Moldova’s population of 2.5 million has been preparing for long power cuts since Kyiv said it will not extend its contract with Gazprom when this expires on Dec. 31.
Russia supplies Moldova with about 2 billion cubic metres of gas per year through Ukraine. This is piped to the breakaway region of Transdniestria which uses the gas to generate cheap power, which it sells to government-controlled Moldova.
“The problem is that Gazprom simply refuses to fulfil the contractual terms and supply gas via another route. The route is available, the volumes are available,” Sandu, Moldova’s pro-Western president, told a news conference.
“To call things by their names, this is an opportunity for them to create an energy crisis in Moldova. This is another lesson for us – not to have one source of energy supplies that blackmails us every time,” Sandu added.
The government of the small former Soviet republic, which is trying to join the European Union, was considering how natural gas could be supplied to Transdniestria and encourage it to foot the bill, she said.
Transdniestria and the government in Chisinau agreed in 2022 that all Russian gas received by Moldova would flow to the breakaway region, which traditionally does not pay for fuel.
The unrecognised, separatist enclave is home to a power plant which provides most of the power for government-controlled areas of Moldova at a fixed and low price.
Without gas supplies, the power plant could stop working and Moldova and Transdniestria would face hours-long blackouts of the kind that neighbouring Ukraine has learned to live with for about two years due to constant Russian missile attacks.
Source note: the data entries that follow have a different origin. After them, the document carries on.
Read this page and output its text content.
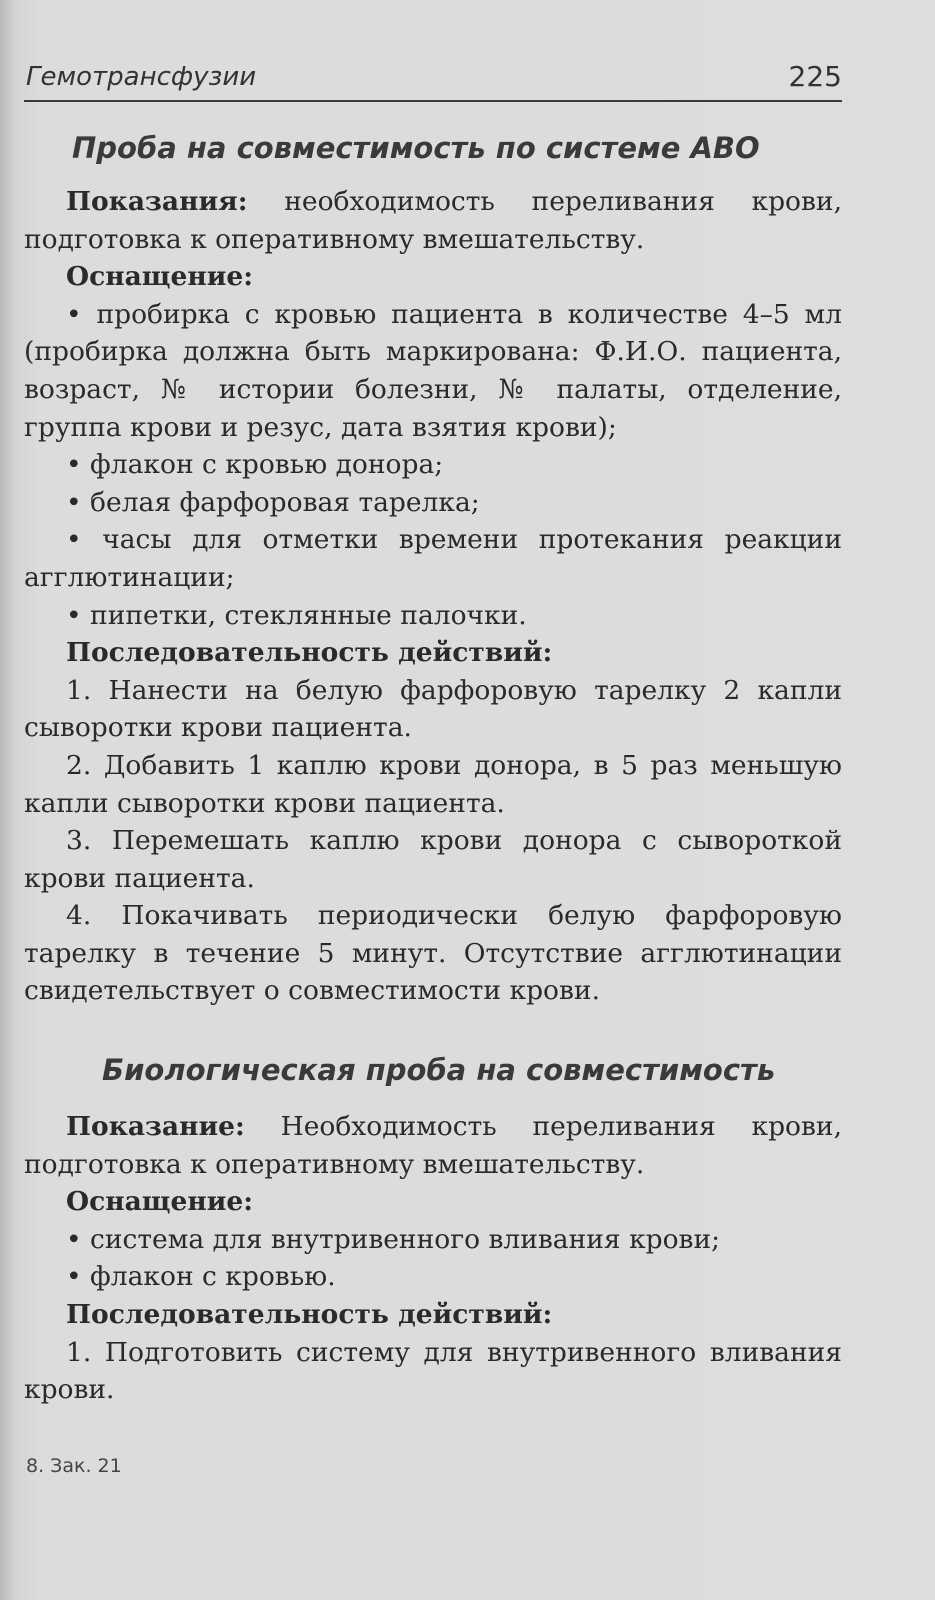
Гемотрансфузии	225
Проба на совместимость по системе АВО

Показания: необходимость переливания крови, подготовка к оперативному вмешательству.

Оснащение:

• пробирка с кровью пациента в количестве 4–5 мл (пробирка должна быть маркирована: Ф.И.О. пациента, возраст, № истории болезни, № палаты, отделение, группа крови и резус, дата взятия крови);

• флакон с кровью донора;

• белая фарфоровая тарелка;

• часы для отметки времени протекания реакции агглютинации;

• пипетки, стеклянные палочки.

Последовательность действий:

1. Нанести на белую фарфоровую тарелку 2 капли сыворотки крови пациента.

2. Добавить 1 каплю крови донора, в 5 раз меньшую капли сыворотки крови пациента.

3. Перемешать каплю крови донора с сывороткой крови пациента.

4. Покачивать периодически белую фарфоровую тарелку в течение 5 минут. Отсутствие агглютинации свидетельствует о совместимости крови.

Биологическая проба на совместимость

Показание: Необходимость переливания крови, подготовка к оперативному вмешательству.

Оснащение:

• система для внутривенного вливания крови;

• флакон с кровью.

Последовательность действий:

1. Подготовить систему для внутривенного вливания крови.

8. Зак. 21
Sandu said her government would propose a “variant” of how gas would be supplied to Transdniestria if Gazprom stops gas deliveries from Jan. 1.
Chisinau has said one alternative route to Moldova could be to ship Russian gas via the TurkStream pipeline to Turkey and then through Bulgaria and Romania.
HOW TO PAY
Moldova and Transdniestria have both declared states of emergency over the threat of disrupted gas supplies.
Sandu said the main issue is payment for fuel that could be supplied to Transdniestria, adding: “The left bank of the Dniester will have to pay for the gas that Moldova will supply to the Transdniestrian region”.
“The question is how the left bank of the Dniester will be able to pay for this gas,” she added.
Transdniestria was an industrial part of Moldova before the collapse of the Soviet Union in 1991. But after the split, the region and population became impoverished, deprived of markets and cut off from a supportive Russia.